3. **Make the Dough:**
– In a medium bowl, whisk together flour, cinnamon, baking soda, salt, and ginger.
– Add brown sugar and granulated sugar to the stand mixer bowl with the cooled butter. Beat with a paddle attachment on medium speed until fluffy (about 1 minute). Add the egg, egg yolk, and reduced apple cider; mix until just combined.
– Reduce mixer speed to low and gradually add the flour mixture, mixing until just combined and scraping down the sides as needed.
4. **Chill the Dough:**
– Line a large baking sheet with parchment paper. Scoop dough using a 1 1/3 oz. scoop (about 2 1/2 tablespoons) and place on the sheet. No need to space apart yet.
– Place the baking sheet in the refrigerator, uncovered, and chill until firm (30 minutes to 1 hour).
5. **Bake the Cookies:**
– Preheat the oven to 350°F (175°C) with a rack in the center. Arrange 6 cookies, spaced 3 inches apart, on a parchment-lined baking sheet.
– Bake one sheet at a time, rotating halfway through, until edges are golden and centers are set (12-14 minutes).
– Cool on the baking sheet for 5 minutes, then transfer to a wire rack to cool completely (about 20 minutes).

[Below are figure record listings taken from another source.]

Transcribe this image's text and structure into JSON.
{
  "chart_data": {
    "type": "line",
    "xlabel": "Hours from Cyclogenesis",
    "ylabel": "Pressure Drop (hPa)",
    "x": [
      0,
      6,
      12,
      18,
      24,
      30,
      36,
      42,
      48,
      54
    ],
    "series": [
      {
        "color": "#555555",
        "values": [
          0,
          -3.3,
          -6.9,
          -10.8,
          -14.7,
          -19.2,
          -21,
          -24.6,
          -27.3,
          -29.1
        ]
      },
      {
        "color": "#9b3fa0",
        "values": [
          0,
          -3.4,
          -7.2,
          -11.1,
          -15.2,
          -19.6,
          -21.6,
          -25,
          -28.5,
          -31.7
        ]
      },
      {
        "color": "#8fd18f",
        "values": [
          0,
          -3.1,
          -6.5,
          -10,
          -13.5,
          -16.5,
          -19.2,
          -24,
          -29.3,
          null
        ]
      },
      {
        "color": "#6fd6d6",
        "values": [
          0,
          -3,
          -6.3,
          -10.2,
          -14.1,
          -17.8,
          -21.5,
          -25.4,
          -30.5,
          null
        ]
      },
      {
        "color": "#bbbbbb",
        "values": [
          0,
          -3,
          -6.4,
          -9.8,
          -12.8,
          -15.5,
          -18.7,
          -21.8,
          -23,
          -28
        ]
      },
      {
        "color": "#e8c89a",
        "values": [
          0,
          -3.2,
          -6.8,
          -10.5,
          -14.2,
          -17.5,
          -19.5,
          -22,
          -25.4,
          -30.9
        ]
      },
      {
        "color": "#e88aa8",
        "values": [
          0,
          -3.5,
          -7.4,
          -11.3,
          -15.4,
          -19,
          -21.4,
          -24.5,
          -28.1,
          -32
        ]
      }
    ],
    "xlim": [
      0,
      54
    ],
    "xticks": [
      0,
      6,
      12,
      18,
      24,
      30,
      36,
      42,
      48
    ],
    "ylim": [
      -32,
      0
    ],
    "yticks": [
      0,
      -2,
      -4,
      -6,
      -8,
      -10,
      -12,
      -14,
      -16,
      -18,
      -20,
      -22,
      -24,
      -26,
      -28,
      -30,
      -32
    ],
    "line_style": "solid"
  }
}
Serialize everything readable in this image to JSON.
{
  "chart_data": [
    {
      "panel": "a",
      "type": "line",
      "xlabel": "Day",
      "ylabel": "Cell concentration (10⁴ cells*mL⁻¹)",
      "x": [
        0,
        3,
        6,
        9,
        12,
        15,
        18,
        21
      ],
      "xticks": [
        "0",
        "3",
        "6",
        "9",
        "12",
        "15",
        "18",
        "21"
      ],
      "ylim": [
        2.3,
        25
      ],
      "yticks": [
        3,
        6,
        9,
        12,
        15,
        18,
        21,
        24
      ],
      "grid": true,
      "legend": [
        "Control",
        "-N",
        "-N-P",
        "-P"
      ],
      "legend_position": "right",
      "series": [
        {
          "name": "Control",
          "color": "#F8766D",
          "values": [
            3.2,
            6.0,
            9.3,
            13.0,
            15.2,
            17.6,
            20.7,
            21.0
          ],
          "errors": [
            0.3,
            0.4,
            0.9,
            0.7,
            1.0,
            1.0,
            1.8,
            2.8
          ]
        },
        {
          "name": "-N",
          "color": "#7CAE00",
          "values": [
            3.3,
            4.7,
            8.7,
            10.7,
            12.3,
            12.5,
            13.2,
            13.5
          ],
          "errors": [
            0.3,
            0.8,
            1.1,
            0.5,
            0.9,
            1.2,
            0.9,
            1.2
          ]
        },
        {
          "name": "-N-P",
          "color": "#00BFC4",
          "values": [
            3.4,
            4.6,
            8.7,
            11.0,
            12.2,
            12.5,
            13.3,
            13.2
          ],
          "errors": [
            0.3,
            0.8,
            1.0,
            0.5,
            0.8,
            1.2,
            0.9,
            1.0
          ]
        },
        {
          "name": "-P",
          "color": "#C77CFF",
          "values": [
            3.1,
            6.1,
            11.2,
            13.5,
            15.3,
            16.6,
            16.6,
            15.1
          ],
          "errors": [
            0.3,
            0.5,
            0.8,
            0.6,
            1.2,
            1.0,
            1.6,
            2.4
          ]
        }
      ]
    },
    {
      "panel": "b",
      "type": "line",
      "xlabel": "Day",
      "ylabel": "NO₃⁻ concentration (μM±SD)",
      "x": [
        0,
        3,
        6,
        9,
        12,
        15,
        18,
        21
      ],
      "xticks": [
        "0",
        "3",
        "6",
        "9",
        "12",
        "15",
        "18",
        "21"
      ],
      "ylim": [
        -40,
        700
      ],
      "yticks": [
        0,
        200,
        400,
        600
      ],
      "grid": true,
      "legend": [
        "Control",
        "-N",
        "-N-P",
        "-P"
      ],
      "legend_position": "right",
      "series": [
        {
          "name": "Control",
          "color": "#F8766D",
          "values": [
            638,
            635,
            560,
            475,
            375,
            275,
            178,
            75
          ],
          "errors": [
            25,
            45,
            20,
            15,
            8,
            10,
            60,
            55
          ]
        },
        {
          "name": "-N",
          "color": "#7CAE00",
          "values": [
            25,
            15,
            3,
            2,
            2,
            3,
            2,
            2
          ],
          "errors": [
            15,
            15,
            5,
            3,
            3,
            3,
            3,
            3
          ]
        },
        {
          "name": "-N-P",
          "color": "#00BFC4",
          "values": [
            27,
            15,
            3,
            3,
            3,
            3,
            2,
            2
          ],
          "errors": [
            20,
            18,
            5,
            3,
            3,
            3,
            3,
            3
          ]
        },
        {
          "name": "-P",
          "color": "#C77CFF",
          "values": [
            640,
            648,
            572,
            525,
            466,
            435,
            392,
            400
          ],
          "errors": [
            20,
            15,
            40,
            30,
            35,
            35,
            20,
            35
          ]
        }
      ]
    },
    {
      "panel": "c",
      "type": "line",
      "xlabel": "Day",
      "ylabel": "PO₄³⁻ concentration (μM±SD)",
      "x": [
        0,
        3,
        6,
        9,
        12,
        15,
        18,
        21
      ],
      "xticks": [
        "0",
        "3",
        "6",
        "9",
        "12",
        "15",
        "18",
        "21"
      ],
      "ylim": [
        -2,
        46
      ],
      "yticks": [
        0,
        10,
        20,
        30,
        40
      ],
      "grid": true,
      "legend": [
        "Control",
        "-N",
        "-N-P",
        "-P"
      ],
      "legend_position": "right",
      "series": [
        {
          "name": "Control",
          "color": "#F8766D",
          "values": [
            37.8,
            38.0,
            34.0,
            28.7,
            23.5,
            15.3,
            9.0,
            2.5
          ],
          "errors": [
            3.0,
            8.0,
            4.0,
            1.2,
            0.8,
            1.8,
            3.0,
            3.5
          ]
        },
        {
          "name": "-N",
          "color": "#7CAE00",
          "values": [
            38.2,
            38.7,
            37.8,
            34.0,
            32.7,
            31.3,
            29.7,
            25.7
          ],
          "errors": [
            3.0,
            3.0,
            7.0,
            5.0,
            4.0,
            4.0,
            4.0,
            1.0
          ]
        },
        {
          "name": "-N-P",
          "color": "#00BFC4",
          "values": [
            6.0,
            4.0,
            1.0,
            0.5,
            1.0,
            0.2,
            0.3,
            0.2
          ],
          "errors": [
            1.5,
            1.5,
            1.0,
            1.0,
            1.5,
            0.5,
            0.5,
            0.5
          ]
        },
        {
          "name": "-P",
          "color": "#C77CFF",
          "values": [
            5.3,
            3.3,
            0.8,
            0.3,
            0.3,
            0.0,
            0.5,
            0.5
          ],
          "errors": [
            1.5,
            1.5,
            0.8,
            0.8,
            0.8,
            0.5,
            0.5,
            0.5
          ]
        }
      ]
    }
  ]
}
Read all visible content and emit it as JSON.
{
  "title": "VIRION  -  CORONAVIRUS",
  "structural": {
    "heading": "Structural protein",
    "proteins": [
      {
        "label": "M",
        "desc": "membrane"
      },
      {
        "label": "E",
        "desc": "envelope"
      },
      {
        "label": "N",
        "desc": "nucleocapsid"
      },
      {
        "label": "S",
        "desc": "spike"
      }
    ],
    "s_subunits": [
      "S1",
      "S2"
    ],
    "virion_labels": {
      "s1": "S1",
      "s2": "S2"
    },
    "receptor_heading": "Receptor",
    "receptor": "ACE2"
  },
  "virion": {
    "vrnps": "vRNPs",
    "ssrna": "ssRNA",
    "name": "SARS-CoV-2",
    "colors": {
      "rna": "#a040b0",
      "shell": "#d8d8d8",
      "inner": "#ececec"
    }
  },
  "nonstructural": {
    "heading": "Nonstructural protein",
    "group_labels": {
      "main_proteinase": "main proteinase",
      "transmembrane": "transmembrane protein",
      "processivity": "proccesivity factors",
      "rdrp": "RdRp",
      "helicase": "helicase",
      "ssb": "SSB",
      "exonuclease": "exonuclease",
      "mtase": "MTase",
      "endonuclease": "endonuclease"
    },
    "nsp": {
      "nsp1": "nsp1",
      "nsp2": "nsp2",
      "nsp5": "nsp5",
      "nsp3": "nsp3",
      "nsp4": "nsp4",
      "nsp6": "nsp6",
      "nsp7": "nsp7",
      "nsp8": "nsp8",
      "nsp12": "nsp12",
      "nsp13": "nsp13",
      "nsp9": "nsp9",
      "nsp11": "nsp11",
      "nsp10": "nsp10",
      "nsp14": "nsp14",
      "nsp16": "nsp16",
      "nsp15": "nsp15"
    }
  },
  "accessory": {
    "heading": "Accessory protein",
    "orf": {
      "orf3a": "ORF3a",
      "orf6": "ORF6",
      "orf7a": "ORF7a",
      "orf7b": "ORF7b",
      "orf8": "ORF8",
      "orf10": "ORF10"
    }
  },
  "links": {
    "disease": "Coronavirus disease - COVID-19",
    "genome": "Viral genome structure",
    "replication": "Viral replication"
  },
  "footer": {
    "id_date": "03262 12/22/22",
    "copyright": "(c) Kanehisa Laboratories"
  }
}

Repeat with remaining dough.
6. **Make the Apple Cider Glaze:**
– While the cookies are cooling, whisk together powdered sugar and the remaining 2 tablespoons of apple cider until smooth. If the glaze is too thick, add more cider, 1/2 teaspoon at a time, until it reaches a drizzle consistency.
7. **Drizzle & Serve:**
– Drizzle the glaze evenly over the cooled cookies. Let the glaze set for about 20 minutes before serving.